Articolo e foto di Martino Ciano
Notizia senza notizia: cioè? Il dato interessante è che ormai “poche cose fanno notizia”. Giusto le tragedie raccontate con dovizia di particolari riescono a incantare per qualche istante il pubblico. Il fatto in sé non conta, bisogna colpire al cuore delle emozioni, spifferare nomi e cognomi, peso, sesso, altezza, quanti più dettagli afferenti alla vita privata. Magari bisogna divorare un corpo e poi vomitarne i resti.
Lo impone la tecnica: basarsi sul particolare più che sull’aspetto generale, tirando fuori quel carattere di “evento” unico e irripetibile. È giusto dare anche la speranza che ciò non accadrà più. Però, a conti fatti, passato qualche giorno, rischiarata la mente dalle macerie lasciate dal bombardamento mediatico, ecco che tutto viene dimenticato, metabolizzato, scartato e sacrificato sull’altare della continuità della vita di ciascuno. Si comprende all’improvviso che davvero “l’evento” era una notizia senza notizia.
Ognuno torna alle proprie faccende e quanto appena avvenuto, come per magia, non è più un sintomo sociale, ma un’eccezione che se ben osservata non è altro che ripetizione di una “tendenza”. Che rottura di coglioni pensare che ogni omicidio sia “unico”, che ogni stupro sia “un accadimento simbolo della decadenza moderna”. Ne avvengono tanti: non ci si annoia mai.
Intorno a noi, qualcuno decide con accuratezza quali parole usare, quali scartare, quali nascondere, quali omettere, quali cancellare dai vocabolari. Il frasario cambia, le descrizioni si impoveriscono, il linguaggio tende all’approssimazione, il tono è sensazionalistico e ha un unico obiettivo: istigare le opinioni del pubblico.
Certi guru del giornalismo sghignazzano e sussurrano: “dateci le tre ‘Esse’, soldi, sesso e sangue, e vi procureremo un infarto o uno scioglilingua. Vi promettiamo anche che riposerete in un sepolcro imbiancato”.

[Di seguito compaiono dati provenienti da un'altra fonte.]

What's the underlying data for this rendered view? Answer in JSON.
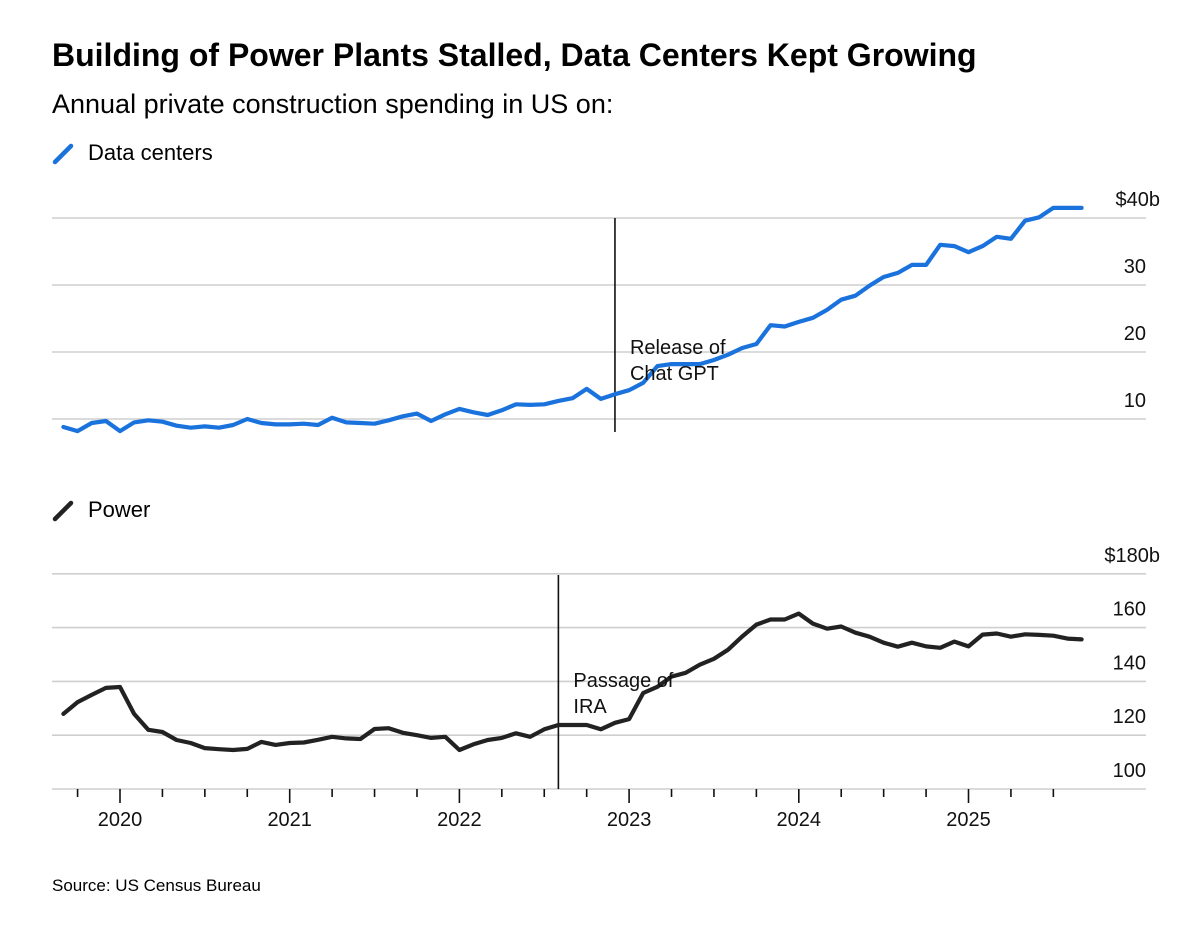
{
  "title": "Building of Power Plants Stalled, Data Centers Kept Growing",
  "subtitle": "Annual private construction spending in US on:",
  "source": "Source: US Census Bureau",
  "colors": {
    "data_centers": "#1a72dd",
    "power": "#222222"
  },
  "chart_data": [
    {
      "type": "line",
      "legend": "Data centers",
      "legend_icon": "diagonal-slash",
      "color": "#1a72dd",
      "ylim": [
        5,
        42
      ],
      "yticks": [
        10,
        20,
        30,
        40
      ],
      "ytick_labels": [
        "10",
        "20",
        "30",
        "$40b"
      ],
      "grid": true,
      "annotation": {
        "date": "2022-12",
        "lines": [
          "Release of",
          "Chat GPT"
        ]
      },
      "series": [
        {
          "name": "Data centers",
          "x": [
            "2019-09",
            "2019-10",
            "2019-11",
            "2019-12",
            "2020-01",
            "2020-02",
            "2020-03",
            "2020-04",
            "2020-05",
            "2020-06",
            "2020-07",
            "2020-08",
            "2020-09",
            "2020-10",
            "2020-11",
            "2020-12",
            "2021-01",
            "2021-02",
            "2021-03",
            "2021-04",
            "2021-05",
            "2021-06",
            "2021-07",
            "2021-08",
            "2021-09",
            "2021-10",
            "2021-11",
            "2021-12",
            "2022-01",
            "2022-02",
            "2022-03",
            "2022-04",
            "2022-05",
            "2022-06",
            "2022-07",
            "2022-08",
            "2022-09",
            "2022-10",
            "2022-11",
            "2022-12",
            "2023-01",
            "2023-02",
            "2023-03",
            "2023-04",
            "2023-05",
            "2023-06",
            "2023-07",
            "2023-08",
            "2023-09",
            "2023-10",
            "2023-11",
            "2023-12",
            "2024-01",
            "2024-02",
            "2024-03",
            "2024-04",
            "2024-05",
            "2024-06",
            "2024-07",
            "2024-08",
            "2024-09",
            "2024-10",
            "2024-11",
            "2024-12",
            "2025-01",
            "2025-02",
            "2025-03",
            "2025-04",
            "2025-05",
            "2025-06",
            "2025-07",
            "2025-08",
            "2025-09"
          ],
          "values": [
            8.8,
            8.2,
            9.4,
            9.7,
            8.2,
            9.5,
            9.8,
            9.6,
            9.0,
            8.7,
            8.9,
            8.7,
            9.1,
            10.0,
            9.4,
            9.2,
            9.2,
            9.3,
            9.1,
            10.2,
            9.5,
            9.4,
            9.3,
            9.8,
            10.4,
            10.8,
            9.7,
            10.7,
            11.5,
            11.0,
            10.6,
            11.3,
            12.2,
            12.1,
            12.2,
            12.7,
            13.1,
            14.5,
            13.0,
            13.7,
            14.3,
            15.4,
            17.9,
            18.2,
            18.2,
            18.2,
            18.8,
            19.6,
            20.6,
            21.2,
            24.0,
            23.8,
            24.5,
            25.1,
            26.3,
            27.8,
            28.4,
            29.9,
            31.2,
            31.8,
            33.0,
            33.0,
            36.0,
            35.8,
            34.9,
            35.8,
            37.2,
            36.9,
            39.6,
            40.1,
            41.5,
            41.5,
            41.5
          ]
        }
      ]
    },
    {
      "type": "line",
      "legend": "Power",
      "legend_icon": "diagonal-slash",
      "color": "#222222",
      "ylim": [
        95,
        180
      ],
      "yticks": [
        100,
        120,
        140,
        160,
        180
      ],
      "ytick_labels": [
        "100",
        "120",
        "140",
        "160",
        "$180b"
      ],
      "xtick_labels": [
        "2020",
        "2021",
        "2022",
        "2023",
        "2024",
        "2025"
      ],
      "grid": true,
      "annotation": {
        "date": "2022-08",
        "lines": [
          "Passage of",
          "IRA"
        ]
      },
      "series": [
        {
          "name": "Power",
          "x": [
            "2019-09",
            "2019-10",
            "2019-11",
            "2019-12",
            "2020-01",
            "2020-02",
            "2020-03",
            "2020-04",
            "2020-05",
            "2020-06",
            "2020-07",
            "2020-08",
            "2020-09",
            "2020-10",
            "2020-11",
            "2020-12",
            "2021-01",
            "2021-02",
            "2021-03",
            "2021-04",
            "2021-05",
            "2021-06",
            "2021-07",
            "2021-08",
            "2021-09",
            "2021-10",
            "2021-11",
            "2021-12",
            "2022-01",
            "2022-02",
            "2022-03",
            "2022-04",
            "2022-05",
            "2022-06",
            "2022-07",
            "2022-08",
            "2022-09",
            "2022-10",
            "2022-11",
            "2022-12",
            "2023-01",
            "2023-02",
            "2023-03",
            "2023-04",
            "2023-05",
            "2023-06",
            "2023-07",
            "2023-08",
            "2023-09",
            "2023-10",
            "2023-11",
            "2023-12",
            "2024-01",
            "2024-02",
            "2024-03",
            "2024-04",
            "2024-05",
            "2024-06",
            "2024-07",
            "2024-08",
            "2024-09",
            "2024-10",
            "2024-11",
            "2024-12",
            "2025-01",
            "2025-02",
            "2025-03",
            "2025-04",
            "2025-05",
            "2025-06",
            "2025-07",
            "2025-08",
            "2025-09"
          ],
          "values": [
            127.9,
            132.3,
            135.0,
            137.6,
            137.9,
            127.9,
            122.0,
            121.2,
            118.2,
            117.1,
            115.2,
            114.8,
            114.5,
            114.9,
            117.5,
            116.4,
            117.1,
            117.3,
            118.3,
            119.4,
            118.8,
            118.6,
            122.3,
            122.6,
            120.9,
            120.0,
            119.0,
            119.4,
            114.5,
            116.6,
            118.2,
            119.0,
            120.7,
            119.4,
            122.2,
            123.8,
            123.8,
            123.8,
            122.2,
            124.6,
            126.0,
            135.7,
            138.0,
            141.8,
            143.2,
            146.2,
            148.4,
            151.8,
            156.7,
            161.1,
            163.0,
            163.0,
            165.2,
            161.5,
            159.6,
            160.4,
            158.1,
            156.6,
            154.4,
            152.9,
            154.4,
            153.0,
            152.5,
            154.8,
            153.0,
            157.4,
            157.8,
            156.6,
            157.5,
            157.3,
            157.0,
            155.9,
            155.6
          ]
        }
      ]
    }
  ]
}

All’esterno tutto appare equilibrato, un naturale stato delle cose con i suoi “alti e bassi”, invece internamente il caos concepisce con foga, alimenta focolai, terremoti esistenziali, crisi di panico, controllori e controllati. Quando il sangue scorre e la pazzia sembra ormai inarrestabile, quando passa il messaggio che chiunque si può trasformare in un mostro, scatta la necessità dell’ennesimo appello “alla prevenzione” che trasforma ogni istinto ancestrale in un’emergenza sanitaria contemporanea epocale, mai vista prima.
Prevenire vuol dire contenere l’uomo nella forma migliore adattabile al mosaico sociale. Tutto ciò che sfugge di mano è come una tessera che qualcuno ha provato a infilare nel punto sbagliato. Certi libertini penseranno che qui si stiano avvalorando tesi complottistiche. Invece “no”, perché anche il pensiero complottista è il tentativo di dare una logica a ciò che è sempre accaduto con mezzi e modi diversi.
Intanto, l’istinto autodistruttivo dell’uomo infiammato dall’eccesso autostima è pur sempre una notizia senza notizia?